Levy reform (again)

United Kingdom

This article was produced by Olswang LLP, which joined with CMS on 1 May 2017.

Following its teaserdetails two weeks ago, the Government yesterday set out more regarding its proposed reform of the Horserace Betting Levy. This certainly puts some flesh on the bones but it also leaves many issues relating to the proposed reform unanswered, including most importantly whether it is legally possible, as envisaged.

We have often recounted the long and tortuous history of proposed reform of the Levy (for example here and here). In short, from time to time, successive governments have become seized of the notion to put the Levy on a more modern footing, only to find the various issues too complex and difficult, and for the reforms to go nowhere. Will this time be any different?

The proposal was flagged yesterday in the Budget Red Book (paragraph 2.158) – although not mentioned in the Budget speech - and then (some) greater detail was provided in a document issued by the Department for Culture Media and Sport entitled “Implementing the replacement for the Horserace Betting Levy”. The document sets out (somewhat sparsely, the description runs to just four pages) the new proposed scheme for the Levy. The essential aspects appear to be as follows.

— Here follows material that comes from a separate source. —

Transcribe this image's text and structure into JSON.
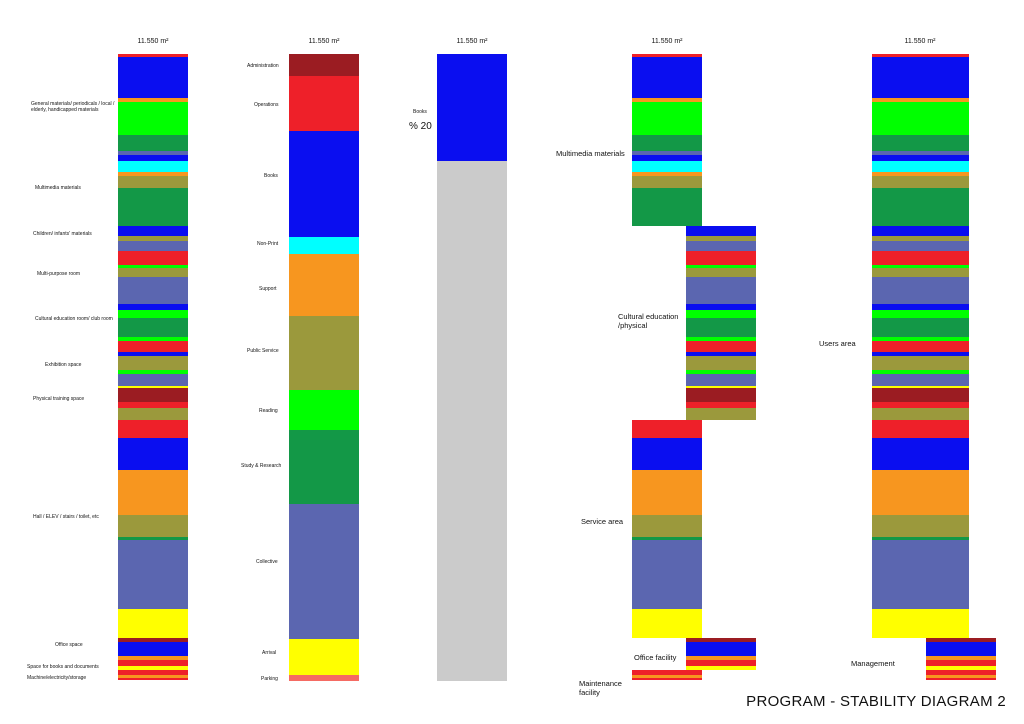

  • The scheme will remain as a levy imposed on gambling operators taking bets on British horseracing (as opposed to say the establishment of a so-called betting right, which was floated by the Government last year but now apparently abandoned, or indeed the abolition of the Levy altogether).
  • The obligation to pay the Levy will be extended to gambling operators located outside Great Britain.
  • The current system of on-course operators paying a de minimis flat fee per year may be “factor[ed].. into the new arrangements”.
  • The administration of the Levy will be reformed with the Levy Board retained solely to collect the Levy with the other existing functions of the Board - that is setting the Levy rates and the distribution of funds - dealt with elsewhere. The latter function, the distribution of funds is to be undertaken by “a racing authority”.

It is said that these changes will be achieved by secondary legislation made under section 2 of the Gambling (Licensing and Advertising) Act 2014.

The Government recognises the need to obtain state aid clearance from the European Commission for these proposals. It sets out a timetable with the state aid notification process taking place over the summer, the Statutory Instrument and full impact assessment published towards the end of the year and the new funding model coming into force in April of 2017.

Among the things not addressed in the four pages in the document are the following.

  • The need and/or justification of any levy or funding for Racing in light of the revenue it now receives in terms of the sale of media rights.
  • Who will set the terms of the Levy each year – or if (as seems likely) it is envisaged that there will be a fixed levy without amendment each year, what these fixed terms are to be.
  • How will the Levy be effectively enforced against gambling operators overseas.
  • Whether the Levy will be assessed only on bets made by UK punters or whether it will be assessed by punters worldwide on British horseracing.
  • The identity of the “racing authority” which will get to make the “decisions on spend” of the Levy revenue.
  • The Government’s views on the various difficult legal issues which arise in respect of its proposals (which will be the subject of a separate post).

The document refers to a further consultation in “Spring 2016” regarding these proposals although it does not seem that that consultation has kicked off yet. It may be that the Government will produce a more detailed document to accompany that consultation which may begin to answer some of these issues and provide details of the independent report on the funding of horseracing due later this month. In the meantime, we begin to speculate as to the legal obstacles facing these proposals.